Doppelbesteuerung der Renten 4 Fragen und Antworten zum BFH-Urteil
Am 31.5.2021 hat der BFH zwei Urteile vom 19.5.2021 in Sachen doppelte Rentenbesteuerung bekannt gegeben. Auch wenn die Kläger aufgrund ihres noch relativ hohen steuerfreien Rentenanteils keine Doppelbesteuerung nachweisen konnten, geht das oberste deutsche Finanzgericht davon aus, dass eine unzulässige Doppelbesteuerung für spätere Rentnerjahrgänge immer wahrscheinlicher werden wird, da der steuerfreie Anteil der Rente sich bis 2040 kontinuierlich bis auf Null verringert. Was das konkret für derzeitige und künftige Rentner bedeutet, erklärt der Bund der Steuerzahler.
Was hat der Bundesfinanzhof genau entschieden?
Der Bundesfinanzhof hat erstmals eine Rechenformel zur Bestimmung einer Doppelbesteuerung vorgelegt. Dabei hat das Gericht klargestellt, dass bestimmte Rechengrößen im Steuerrecht, etwa der Grundfreibetrag, der der Absicherung des steuerfreien Existenzminimums dient, nicht zu Ungunsten der Senioren berücksichtigt werden dürfen.

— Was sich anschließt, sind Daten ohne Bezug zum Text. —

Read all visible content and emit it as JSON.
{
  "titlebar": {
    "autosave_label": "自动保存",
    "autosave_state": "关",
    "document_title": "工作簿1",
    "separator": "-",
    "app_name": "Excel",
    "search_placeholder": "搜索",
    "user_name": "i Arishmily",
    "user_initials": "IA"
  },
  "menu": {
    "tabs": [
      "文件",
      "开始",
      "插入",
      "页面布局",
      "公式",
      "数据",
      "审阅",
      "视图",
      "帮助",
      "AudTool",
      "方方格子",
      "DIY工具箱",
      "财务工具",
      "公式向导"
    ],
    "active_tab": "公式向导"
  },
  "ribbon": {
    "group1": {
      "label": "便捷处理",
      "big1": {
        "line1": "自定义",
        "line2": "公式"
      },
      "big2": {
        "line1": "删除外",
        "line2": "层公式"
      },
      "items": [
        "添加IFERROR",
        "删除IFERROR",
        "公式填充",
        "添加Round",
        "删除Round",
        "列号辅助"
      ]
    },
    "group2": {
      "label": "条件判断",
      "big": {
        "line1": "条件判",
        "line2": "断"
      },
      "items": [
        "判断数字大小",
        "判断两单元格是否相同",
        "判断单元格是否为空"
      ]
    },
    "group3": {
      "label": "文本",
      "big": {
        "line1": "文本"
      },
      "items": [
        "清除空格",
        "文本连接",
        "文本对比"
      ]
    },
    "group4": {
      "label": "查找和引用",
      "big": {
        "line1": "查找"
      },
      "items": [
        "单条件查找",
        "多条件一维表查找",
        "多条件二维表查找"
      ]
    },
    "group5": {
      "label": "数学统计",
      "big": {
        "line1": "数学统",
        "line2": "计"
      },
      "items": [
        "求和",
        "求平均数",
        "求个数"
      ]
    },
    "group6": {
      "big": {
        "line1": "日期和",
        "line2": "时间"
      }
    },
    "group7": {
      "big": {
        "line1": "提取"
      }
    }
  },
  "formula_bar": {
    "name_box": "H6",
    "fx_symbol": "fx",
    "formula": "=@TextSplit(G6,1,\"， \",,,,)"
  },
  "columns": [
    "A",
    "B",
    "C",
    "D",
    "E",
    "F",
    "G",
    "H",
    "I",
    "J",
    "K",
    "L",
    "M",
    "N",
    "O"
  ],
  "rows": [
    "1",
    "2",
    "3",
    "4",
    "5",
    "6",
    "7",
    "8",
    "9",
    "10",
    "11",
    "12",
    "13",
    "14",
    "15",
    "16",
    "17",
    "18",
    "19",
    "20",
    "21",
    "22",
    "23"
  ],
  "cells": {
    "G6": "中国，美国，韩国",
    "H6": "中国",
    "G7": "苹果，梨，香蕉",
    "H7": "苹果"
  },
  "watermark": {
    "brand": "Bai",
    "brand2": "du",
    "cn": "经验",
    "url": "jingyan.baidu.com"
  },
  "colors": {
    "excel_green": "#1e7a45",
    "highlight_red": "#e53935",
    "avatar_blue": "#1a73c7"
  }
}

Die bisherige Rechenweise der Finanzverwaltung, nach der es keine Doppelbesteuerung gibt, wurde damit gekippt. Zwar wurden die Revisionen in den beiden konkreten Fällen zurückgewiesen, weil das Gericht hier rechnerisch keine Zweifachbesteuerung ermitteln konnte, in der Sache sind die beiden Entscheidungen aber wegweisend für zukünftige Rentnerjahrgänge.
Wer kann betroffen sein?
Das Gericht hat einige Parameter genannt, wann eine Doppelbesteuerung vorliegt. Bereits gegenwärtig können Senioren betroffen sein:
Hallo, Herr Kaiser!
- die erst kürzlich in Rente gegangen sind,
- (ehemalige) Selbstständige, die keine steuerfreien Arbeitgeberanteile erhalten haben,
- Männer, die wegen ihrer statistisch kürzeren Lebensdauer häufiger tangiert sind,
- unverheiratete Senioren.
Dabei müssen prinzipiell mehrere der genannten Voraussetzungen vorliegen, aber nicht zwingend alle vier erfüllt sein. Das heißt, es können zum Beispiel auch unverheiratete Frauen, die nach einer Freiberuflertätigkeit erst kürzlich in Rente gingen, doppelt belastet sein. Dies hängt stets von der individuellen Erwerbs- und Rentenbiografie ab. Ehemalige Arbeitnehmer sind momentan eher nicht betroffen.
Gegenwärtig noch berufstätige Personen können aktuell ebenfalls nichts unternehmen, da sie noch keine Rente erhalten. Dennoch sind die Urteile vor allem für sie entscheidend: Denn sie könnte die Doppelbesteuerung treffen, wenn der Gesetzgeber jetzt nicht handelt. Deshalb ist das Urteil auch als Aufforderung an den Gesetzgeber zu verstehen, die bestehenden Regeln zu überarbeiten, um eine Zweifachbesteuerung von vorneherein zu vermeiden.
Wir als Bund der Steuerzahler (BdSt) schlagen zum Beispiel vor, die Übergangsfrist zu verlängern. Statt im Jahr 2040 sollte der Systemwechsel erst 2070 vollständig vollzogen werden. Zudem sollten Ren-tenerhöhungen nicht wie bislang zu 100 Prozent in die Besteuerung einbezogen werden.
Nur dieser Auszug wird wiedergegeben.